Obama’s memoir argued that the “jury’s still out” on whether Americans “can actually live up to the meaning of our creed.”

“And so the world watches America — the only great power in history made up of people from every corner of the planet, comprising every race and faith and cultural practice — to see if our experiment in democracy can work,” he wrote.

“To see if we can do what no other nation has ever done. To see if we can actually live up to the meaning of our creed,” he added.

“The jury’s still out. I’m encouraged by the record-setting number of Americans who turned out to vote in last week’s election, and have an abiding trust in Joe Biden and Kamala Harris, in their character and capacity to do what is right. But I also know that no single election will settle the matter. Our divisions run deep; our challenges are daunting,” he claimed.

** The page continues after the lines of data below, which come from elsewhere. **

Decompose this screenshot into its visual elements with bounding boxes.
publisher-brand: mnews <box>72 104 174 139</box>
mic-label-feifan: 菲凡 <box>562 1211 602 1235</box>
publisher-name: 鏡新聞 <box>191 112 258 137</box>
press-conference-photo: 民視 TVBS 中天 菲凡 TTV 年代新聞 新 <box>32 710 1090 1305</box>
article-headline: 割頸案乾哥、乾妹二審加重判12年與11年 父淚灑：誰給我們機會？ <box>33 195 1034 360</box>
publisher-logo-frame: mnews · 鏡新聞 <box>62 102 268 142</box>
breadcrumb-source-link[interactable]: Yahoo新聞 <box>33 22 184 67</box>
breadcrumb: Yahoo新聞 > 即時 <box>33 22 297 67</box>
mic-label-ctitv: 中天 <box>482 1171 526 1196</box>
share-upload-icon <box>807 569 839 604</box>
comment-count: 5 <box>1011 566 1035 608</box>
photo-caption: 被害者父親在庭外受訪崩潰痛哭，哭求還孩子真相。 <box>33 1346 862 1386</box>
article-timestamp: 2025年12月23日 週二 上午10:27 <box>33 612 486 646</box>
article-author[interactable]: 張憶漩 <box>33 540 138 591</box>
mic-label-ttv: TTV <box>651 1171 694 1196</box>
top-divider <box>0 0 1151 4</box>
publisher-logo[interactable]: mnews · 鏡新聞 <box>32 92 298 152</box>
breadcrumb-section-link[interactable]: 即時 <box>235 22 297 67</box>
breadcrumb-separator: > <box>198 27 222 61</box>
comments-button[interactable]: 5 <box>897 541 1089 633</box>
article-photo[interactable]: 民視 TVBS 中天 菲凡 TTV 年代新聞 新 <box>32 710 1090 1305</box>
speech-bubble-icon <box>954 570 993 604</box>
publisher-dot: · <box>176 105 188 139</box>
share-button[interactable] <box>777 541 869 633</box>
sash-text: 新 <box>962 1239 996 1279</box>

Noem, who has staunchly defended conservative values and the Constitution, set the record straight last week after ABC News host George Stephanopoulos echoed the mainstream media’s call and asked if she was ready to work with “President-elect Biden” in efforts to combat the coronavirus pandemic.

“I appreciated that President Trump gave us the flexibility to do the right thing in our state and [we’ll] continue to do that. He let me do my job,” she replied before taking apart the “premature conversation.”

“But the other thing that I think is going on here, George, is that this is all premature. This is a premature conversation because we have not finished counting votes. There are states that have not been called, and back in 2000, Al Gore was given his day in court,” she said. “We should give President Trump his day in court.”

“Let the process unfold because, George, we live in a republic,” she added. “We are a government that gets its power from the consent of the governed. That is the people. They give their consent on Election Day. Election Day needs to be fair, honest, and transparent, and we need to be sure that we had an honest election before we decide who gets to be in the White House the next four years.”